The challenges of maintaining a plant-based lifestyle
Eating vegetarian and living a vegan lifestyle takes discipline, planning, an open mind regarding protein/vitamin sources and resilience to occasional social pressure. With all of these challenges, it’s no surprise that there are many lapsed vegetarians and vegans among us. In fact, a study from the Humane Society found 84% of people who quit eating animal products eventually change their mind and revert to a meat-inclusive diet. Social alienation, inconvenience, irresistible urges, and declining health often lead vegans to second guess their decision to go meat free.
It appears that there are two primary motivations for turning to a plant-based diet. Most vegans have decided to go meat free for ethical reasons or for better health. Studies have shown ethical vegans undergo a kind of conversion, triggered by exposure to traumatizing footage of irresponsible animal farming practices. Not only do they abstain from animal proteins, but also leather, silk, perfumes, nail polishes, etc. Animal protein represents a small part of what the ethical vegan is rejecting and studies suggest that their stronger feelings of conviction help them to remain vegan longer.

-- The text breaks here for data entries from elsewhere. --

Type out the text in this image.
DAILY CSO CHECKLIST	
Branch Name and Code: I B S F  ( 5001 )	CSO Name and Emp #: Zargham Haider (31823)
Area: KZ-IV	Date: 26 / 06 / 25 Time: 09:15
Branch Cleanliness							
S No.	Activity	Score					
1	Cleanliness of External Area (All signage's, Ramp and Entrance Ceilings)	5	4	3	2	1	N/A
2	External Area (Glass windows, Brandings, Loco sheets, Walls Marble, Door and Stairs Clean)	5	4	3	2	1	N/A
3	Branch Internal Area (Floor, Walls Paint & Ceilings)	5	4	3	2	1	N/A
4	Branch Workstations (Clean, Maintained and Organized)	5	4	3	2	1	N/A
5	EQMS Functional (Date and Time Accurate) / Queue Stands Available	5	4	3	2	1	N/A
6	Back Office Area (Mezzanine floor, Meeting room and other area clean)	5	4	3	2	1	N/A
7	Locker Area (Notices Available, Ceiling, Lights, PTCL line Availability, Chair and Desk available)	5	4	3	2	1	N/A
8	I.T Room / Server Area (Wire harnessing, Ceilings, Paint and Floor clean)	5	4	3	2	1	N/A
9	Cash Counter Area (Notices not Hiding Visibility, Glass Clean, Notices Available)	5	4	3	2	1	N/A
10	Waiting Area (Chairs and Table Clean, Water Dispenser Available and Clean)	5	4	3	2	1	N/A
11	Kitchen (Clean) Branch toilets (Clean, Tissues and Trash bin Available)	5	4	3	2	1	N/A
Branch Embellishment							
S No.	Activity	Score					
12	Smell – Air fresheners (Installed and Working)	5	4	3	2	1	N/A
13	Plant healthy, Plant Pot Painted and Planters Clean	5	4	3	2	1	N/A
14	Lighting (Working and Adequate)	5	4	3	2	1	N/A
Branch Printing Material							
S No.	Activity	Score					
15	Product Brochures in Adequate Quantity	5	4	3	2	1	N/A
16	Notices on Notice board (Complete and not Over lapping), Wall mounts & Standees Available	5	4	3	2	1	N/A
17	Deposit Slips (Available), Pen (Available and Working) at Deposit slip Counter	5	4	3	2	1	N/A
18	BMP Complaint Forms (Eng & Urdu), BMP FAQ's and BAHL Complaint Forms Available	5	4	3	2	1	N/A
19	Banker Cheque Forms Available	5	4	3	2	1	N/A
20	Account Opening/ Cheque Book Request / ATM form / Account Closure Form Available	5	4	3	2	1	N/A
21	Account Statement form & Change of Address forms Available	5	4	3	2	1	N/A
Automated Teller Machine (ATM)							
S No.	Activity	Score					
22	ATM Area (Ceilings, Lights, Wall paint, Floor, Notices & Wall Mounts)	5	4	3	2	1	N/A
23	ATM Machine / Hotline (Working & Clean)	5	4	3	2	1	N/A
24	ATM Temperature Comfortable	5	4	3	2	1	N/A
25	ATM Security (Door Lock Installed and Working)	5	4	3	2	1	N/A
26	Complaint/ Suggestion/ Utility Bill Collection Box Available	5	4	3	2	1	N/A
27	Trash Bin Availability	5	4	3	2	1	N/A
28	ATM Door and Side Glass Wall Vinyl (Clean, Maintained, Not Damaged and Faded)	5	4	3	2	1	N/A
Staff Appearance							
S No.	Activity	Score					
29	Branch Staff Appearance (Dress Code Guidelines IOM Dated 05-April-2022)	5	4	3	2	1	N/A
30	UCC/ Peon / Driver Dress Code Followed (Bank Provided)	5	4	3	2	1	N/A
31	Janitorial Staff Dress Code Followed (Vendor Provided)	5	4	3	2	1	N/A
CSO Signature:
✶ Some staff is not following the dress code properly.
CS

The health vegan on the other hand, like any dieter, suffers feelings of restriction and social isolation. Often, the one thing you won’t allow yourself, turns into the only thing you want, which leads to overindulgence. Luckily, the recent surge in plant-based eating has led to the creation of support groups, magazines, chat rooms, and even vegetarian-themed group activities that converts can turn to during times of temptation. For the health vegan, personal patience and incremental changes or reductions in animal products might be a better solution than eliminating all animal proteins at once.
If food manufacturers understand these challenges, there is a real opportunity to target this growing plant-based consumer market with vegan options that are accessible, convenient, affordable and tasty.